By ESTES THOMPSON, Associated Press Writer

RALEIGH, N.C. (AP) - The North Carolina Supreme Court issued a stay of execution Tuesday for a death row inmate whose lawyer admitted sabotaging his appeal after deciding his client ``should be executed for his crimes.''

In a unanimous decision, the high court sent the case of Russell Tucker back to Forsyth County Superior Court for a new hearing and ordered the court to appoint new lawyers for Tucker.

Tucker had been scheduled to die Dec. 7 for the 1994 murder of Kmart security guard Maurice Travone Williams.

The ruling came after his attorney, David Smith, confessed that he let his co-counsel miss a deadline for filing an appeal, a move he hoped would lead to Tucker's death.

``I did what I had to do to rectify the situation I created,'' Smith said earlier this month. ``I had to put out the truth.''

Smith, a 52-year-old former assistant U.S. attorney with a reputation as a tough drug prosecutor, said in a court affidavit that he began to suffer from depression and insomnia after being assigned to represent Tucker on appeal in 1998.

He said he had disliked Tucker as soon as he met him in prison, and that after reading trial transcripts he decided Tucker ``should be executed for his crimes.''

With a deadline approaching for filing an appeal with the state's highest court, Smith said he was ``passively sabotaging'' Tucker's chances.

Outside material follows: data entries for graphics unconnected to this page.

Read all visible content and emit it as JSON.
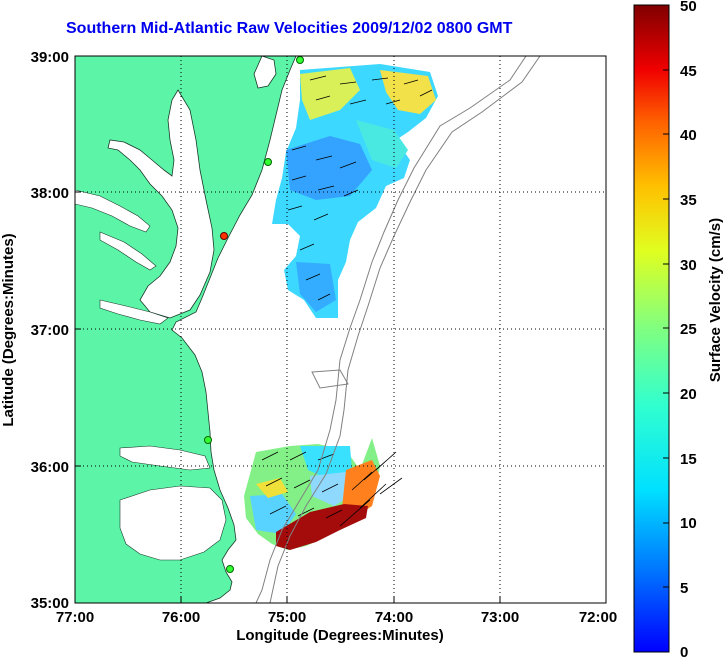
{
  "title": "Southern Mid-Atlantic Raw Velocities 2009/12/02 0800 GMT",
  "map": {
    "xlabel": "Longitude (Degrees:Minutes)",
    "ylabel": "Latitude (Degrees:Minutes)",
    "x_ticks": [
      "77:00",
      "76:00",
      "75:00",
      "74:00",
      "73:00",
      "72:00"
    ],
    "y_ticks": [
      "39:00",
      "38:00",
      "37:00",
      "36:00",
      "35:00"
    ],
    "land_color": "#5cf5a8",
    "grid": "dotted"
  },
  "colorbar": {
    "label": "Surface Velocity (cm/s)",
    "ticks": [
      "50",
      "45",
      "40",
      "35",
      "30",
      "25",
      "20",
      "15",
      "10",
      "5",
      "0"
    ],
    "range": [
      0,
      50
    ]
  }
}
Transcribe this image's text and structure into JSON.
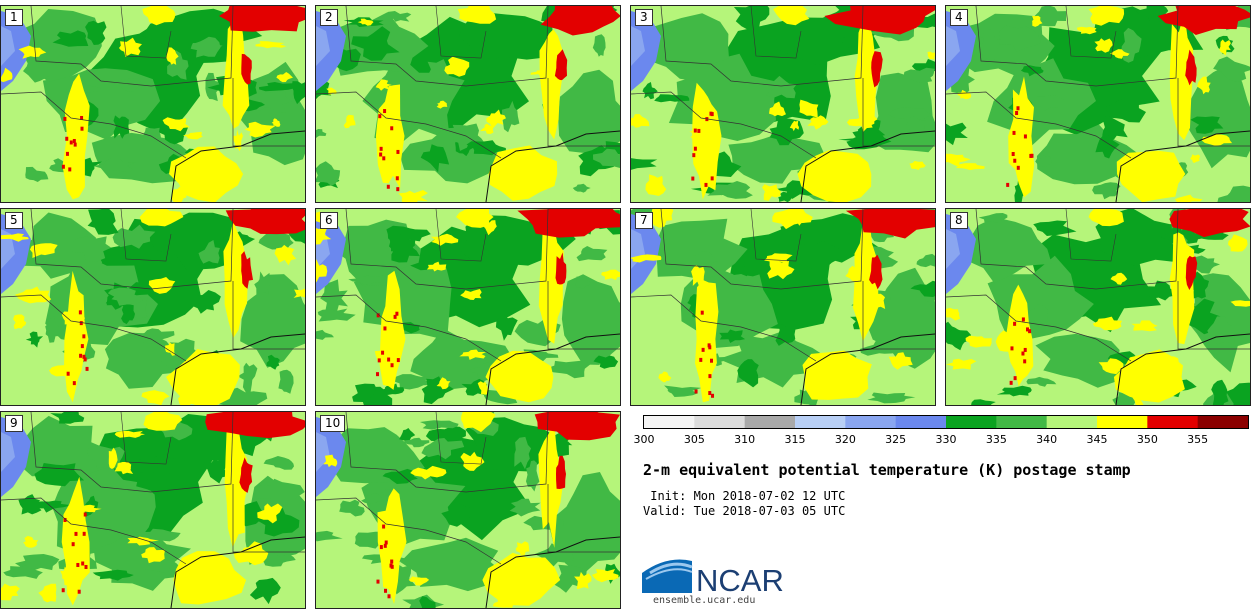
{
  "panels": [
    {
      "label": "1"
    },
    {
      "label": "2"
    },
    {
      "label": "3"
    },
    {
      "label": "4"
    },
    {
      "label": "5"
    },
    {
      "label": "6"
    },
    {
      "label": "7"
    },
    {
      "label": "8"
    },
    {
      "label": "9"
    },
    {
      "label": "10"
    }
  ],
  "legend": {
    "ticks": [
      "300",
      "305",
      "310",
      "315",
      "320",
      "325",
      "330",
      "335",
      "340",
      "345",
      "350",
      "355"
    ],
    "bins": [
      {
        "min": 300,
        "max": 305,
        "color": "#f4f4f4"
      },
      {
        "min": 305,
        "max": 310,
        "color": "#dcdcdc"
      },
      {
        "min": 310,
        "max": 315,
        "color": "#a9a9a9"
      },
      {
        "min": 315,
        "max": 320,
        "color": "#b8cff5"
      },
      {
        "min": 320,
        "max": 325,
        "color": "#8aa6f0"
      },
      {
        "min": 325,
        "max": 330,
        "color": "#6b88ee"
      },
      {
        "min": 330,
        "max": 335,
        "color": "#0aa320"
      },
      {
        "min": 335,
        "max": 340,
        "color": "#41b945"
      },
      {
        "min": 340,
        "max": 345,
        "color": "#b5f57a"
      },
      {
        "min": 345,
        "max": 350,
        "color": "#ffff00"
      },
      {
        "min": 350,
        "max": 355,
        "color": "#e30000"
      },
      {
        "min": 355,
        "max": 360,
        "color": "#8b0000"
      }
    ]
  },
  "title": "2-m equivalent potential temperature (K) postage stamp",
  "init": " Init: Mon 2018-07-02 12 UTC",
  "valid": "Valid: Tue 2018-07-03 05 UTC",
  "logo": {
    "text": "NCAR",
    "url": "ensemble.ucar.edu"
  }
}
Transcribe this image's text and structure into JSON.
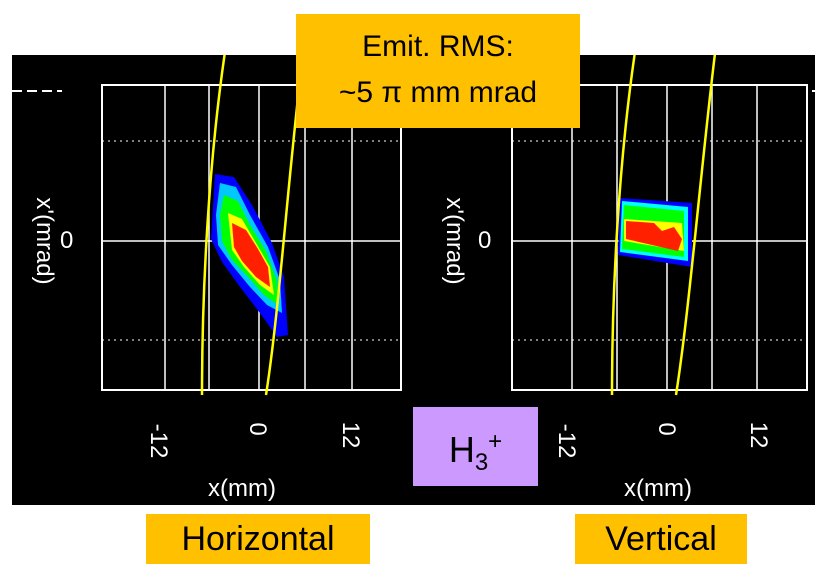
{
  "emittance_box": {
    "line1": "Emit. RMS:",
    "line2": "~5 π mm mrad"
  },
  "ion_box": {
    "base": "H",
    "sub": "3",
    "sup": "+"
  },
  "chart_data": [
    {
      "type": "heatmap",
      "title": "Horizontal",
      "xlabel": "x(mm)",
      "ylabel": "x'(mrad)",
      "x_ticks": [
        "-12",
        "0",
        "12"
      ],
      "y_ticks": [
        "0"
      ],
      "grid": true,
      "colormap": [
        "#0000ff",
        "#00ffff",
        "#00ff00",
        "#ffff00",
        "#ff0000"
      ],
      "ellipse_color": "#ffff00"
    },
    {
      "type": "heatmap",
      "title": "Vertical",
      "xlabel": "x(mm)",
      "ylabel": "x'(mrad)",
      "x_ticks": [
        "-12",
        "0",
        "12"
      ],
      "y_ticks": [
        "0"
      ],
      "grid": true,
      "colormap": [
        "#0000ff",
        "#00ffff",
        "#00ff00",
        "#ffff00",
        "#ff0000"
      ],
      "ellipse_color": "#ffff00"
    }
  ],
  "colors": {
    "callout": "#ffc000",
    "ion_callout": "#cc99ff",
    "panel": "#000000"
  }
}
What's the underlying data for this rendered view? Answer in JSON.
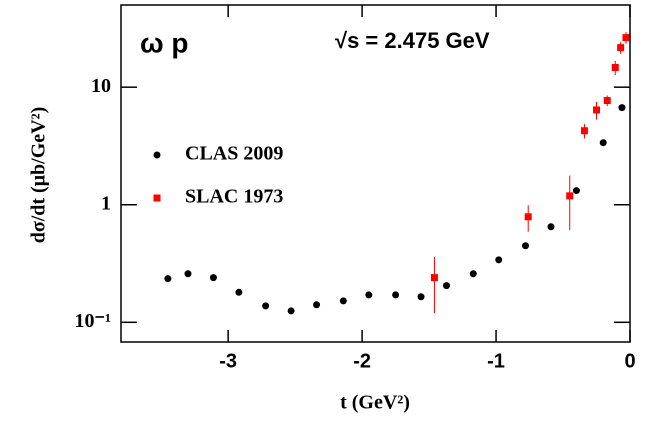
{
  "chart_data": {
    "type": "scatter",
    "title": "ω p",
    "annotation": "√s = 2.475 GeV",
    "x_label": "t (GeV²)",
    "y_label": "dσ/dt (μb/GeV²)",
    "xlim": [
      -3.8,
      0
    ],
    "xticks": [
      -3,
      -2,
      -1,
      0
    ],
    "ylim": [
      0.068,
      50
    ],
    "yscale": "log",
    "yticks": [
      {
        "value": 0.1,
        "label": "10⁻¹"
      },
      1,
      10
    ],
    "legend": "left",
    "series": [
      {
        "name": "CLAS 2009",
        "color": "#000000",
        "marker": "circle",
        "x": [
          -3.45,
          -3.3,
          -3.11,
          -2.92,
          -2.72,
          -2.53,
          -2.34,
          -2.14,
          -1.95,
          -1.75,
          -1.56,
          -1.37,
          -1.17,
          -0.98,
          -0.78,
          -0.59,
          -0.4,
          -0.2,
          -0.06
        ],
        "values": [
          0.235,
          0.259,
          0.24,
          0.18,
          0.138,
          0.125,
          0.141,
          0.152,
          0.171,
          0.171,
          0.165,
          0.205,
          0.259,
          0.34,
          0.448,
          0.65,
          1.32,
          3.37,
          6.7
        ]
      },
      {
        "name": "SLAC 1973",
        "color": "#ff0000",
        "marker": "square",
        "x": [
          -1.46,
          -0.76,
          -0.45,
          -0.34,
          -0.25,
          -0.17,
          -0.11,
          -0.07,
          -0.03
        ],
        "values": [
          0.24,
          0.79,
          1.19,
          4.26,
          6.4,
          7.7,
          14.7,
          21.7,
          26.4
        ],
        "errors": [
          0.12,
          0.2,
          0.58,
          0.6,
          1.1,
          0.8,
          2,
          2.5,
          3
        ]
      }
    ]
  }
}
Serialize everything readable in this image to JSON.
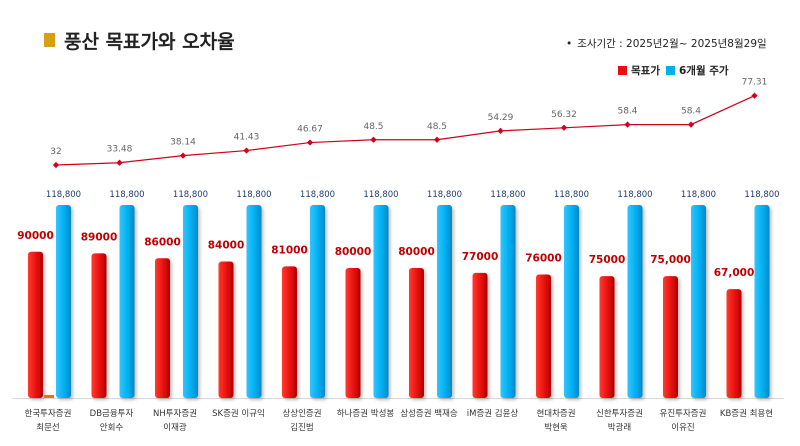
{
  "title": "풍산 목표가와 오차율",
  "period": "조사기간 : 2025년2월~ 2025년8월29일",
  "colors": {
    "accent": "#d4a017",
    "target": "#e8100e",
    "price": "#00b0f0",
    "line": "#d0021b"
  },
  "legend": {
    "target_label": "목표가",
    "price_label": "6개월 주가"
  },
  "chart_data": {
    "type": "bar",
    "title": "풍산 목표가와 오차율",
    "categories": [
      [
        "한국투자증권",
        "최문선"
      ],
      [
        "DB금융투자",
        "안회수"
      ],
      [
        "NH투자증권",
        "이재광"
      ],
      [
        "SK증권 이규익",
        ""
      ],
      [
        "상상인증권",
        "김진범"
      ],
      [
        "하나증권 박성봉",
        ""
      ],
      [
        "삼성증권 백재승",
        ""
      ],
      [
        "iM증권 김윤상",
        ""
      ],
      [
        "현대차증권",
        "박현욱"
      ],
      [
        "신한투자증권",
        "박광래"
      ],
      [
        "유진투자증권",
        "이유진"
      ],
      [
        "KB증권 최용현",
        ""
      ]
    ],
    "series": [
      {
        "name": "목표가",
        "values": [
          90000,
          89000,
          86000,
          84000,
          81000,
          80000,
          80000,
          77000,
          76000,
          75000,
          75000,
          67000
        ],
        "labels": [
          "90000",
          "89000",
          "86000",
          "84000",
          "81000",
          "80000",
          "80000",
          "77000",
          "76000",
          "75000",
          "75,000",
          "67,000"
        ]
      },
      {
        "name": "6개월 주가",
        "values": [
          118800,
          118800,
          118800,
          118800,
          118800,
          118800,
          118800,
          118800,
          118800,
          118800,
          118800,
          118800
        ],
        "labels": [
          "118,800",
          "118,800",
          "118,800",
          "118,800",
          "118,800",
          "118,800",
          "118,800",
          "118,800",
          "118,800",
          "118,800",
          "118,800",
          "118,800"
        ]
      }
    ],
    "error_rate": {
      "values": [
        32,
        33.48,
        38.14,
        41.43,
        46.67,
        48.5,
        48.5,
        54.29,
        56.32,
        58.4,
        58.4,
        77.31
      ],
      "labels": [
        "32",
        "33.48",
        "38.14",
        "41.43",
        "46.67",
        "48.5",
        "48.5",
        "54.29",
        "56.32",
        "58.4",
        "58.4",
        "77.31"
      ]
    },
    "legend_position": "top-right",
    "grid": false
  }
}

Prosecutors have said they will not oppose postponing Tucker's execution, which is likely to be delayed anyway because federal courts have yet to hear the case.

State bar officials wouldn't say Smith would face disciplinary action.

``This is an example of serious problems in the system that an attorney wanted to kill his client, and the state Supreme Court recognized there were problems,'' said Ken Rose, director of the state Center for Death Penalty Litigation, which assists lawyers in capital cases.